In contrast to these despairing thoughts, to be honest, I also reflect on whether or not I ever have truly been unhappy or emotionally scarred or damaged in some manner because of his absence or does society just expect me to be? Will my future relationships with males be abnormal? My mother tells me I was traumatized when he left, but being only four at the time of departure, I lack recollection of said emotional trauma. Within the boundaries of my accessible memories, I have lived quite a joyful life for the most part, aside of course, from the run of the mill puberty and societal-related American teen issues.

Yet, his abandonment doesn’t ever quite disappear, even as the years pass by. I’m reminded of this void every time my orchestra holds a concert, and all of the families gather afterward to praise our musical efforts. There are many dads there. Never mine.
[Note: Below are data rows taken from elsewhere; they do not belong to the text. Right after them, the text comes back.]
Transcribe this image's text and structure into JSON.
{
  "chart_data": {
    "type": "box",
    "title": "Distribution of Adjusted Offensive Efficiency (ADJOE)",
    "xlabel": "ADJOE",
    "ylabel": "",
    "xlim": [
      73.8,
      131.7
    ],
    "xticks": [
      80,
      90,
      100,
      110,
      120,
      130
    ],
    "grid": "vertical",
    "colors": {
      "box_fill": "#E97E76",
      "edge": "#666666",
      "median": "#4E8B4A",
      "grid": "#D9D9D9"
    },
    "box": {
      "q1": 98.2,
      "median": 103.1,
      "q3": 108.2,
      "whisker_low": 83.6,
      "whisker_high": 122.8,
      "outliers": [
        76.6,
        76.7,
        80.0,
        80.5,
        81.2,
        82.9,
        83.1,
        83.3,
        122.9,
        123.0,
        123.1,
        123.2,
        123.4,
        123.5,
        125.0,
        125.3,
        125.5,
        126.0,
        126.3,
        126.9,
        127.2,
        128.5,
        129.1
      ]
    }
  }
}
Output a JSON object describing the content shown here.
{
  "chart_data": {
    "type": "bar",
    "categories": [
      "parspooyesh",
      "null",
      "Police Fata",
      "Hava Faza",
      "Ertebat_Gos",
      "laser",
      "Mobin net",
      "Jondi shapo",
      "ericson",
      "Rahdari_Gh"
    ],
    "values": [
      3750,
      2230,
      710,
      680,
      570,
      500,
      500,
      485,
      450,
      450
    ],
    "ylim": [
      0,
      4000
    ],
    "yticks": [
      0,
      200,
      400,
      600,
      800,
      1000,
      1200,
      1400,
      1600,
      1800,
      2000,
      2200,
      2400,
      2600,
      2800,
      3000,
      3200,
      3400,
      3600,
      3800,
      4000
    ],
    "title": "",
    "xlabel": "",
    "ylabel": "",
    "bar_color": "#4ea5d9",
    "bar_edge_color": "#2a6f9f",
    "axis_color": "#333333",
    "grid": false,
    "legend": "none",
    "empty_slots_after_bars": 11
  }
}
Or courtside on the tennis team, as I compete within the fences, working to stay focused, I can see a smattering of lawn chairs holding parents through the screens, many of whom are fathers. Never mine. And I am sure these situations will continue on throughout my life with his absence being remembered, however fleetingly.

Some days it stings more, and other days, not at all. Fusing this ongoing reality with all of the other experiences surrounding me, I’m left to exist on my own choices of how to continually digest and live my fullest life without a father (or at least until my mother ever decides to re-marry, which she should work on). I am left to choose whether or not the infection of his decision be allowed to grow or remain largely benign. It is at this interface that I find the entire scenario to have most sculpted my character. I was forced to emotionally grow up more quickly than some, but that is not without its benefits in life. For one, I’m able to navigate daily stresses quite adeptly, and tend to have a more mature perspective. In particular, I’ve come to understand that the definition of a complete family comes in a multitude of forms, and being without a father doesn’t make mine incomplete. Whether there is one parent, two or four, same genders or different, same skin colors or different, blood bonds or not, a complete family is your family, in whatever shape it should take. And as long as there is love and support there, then I’m complete too.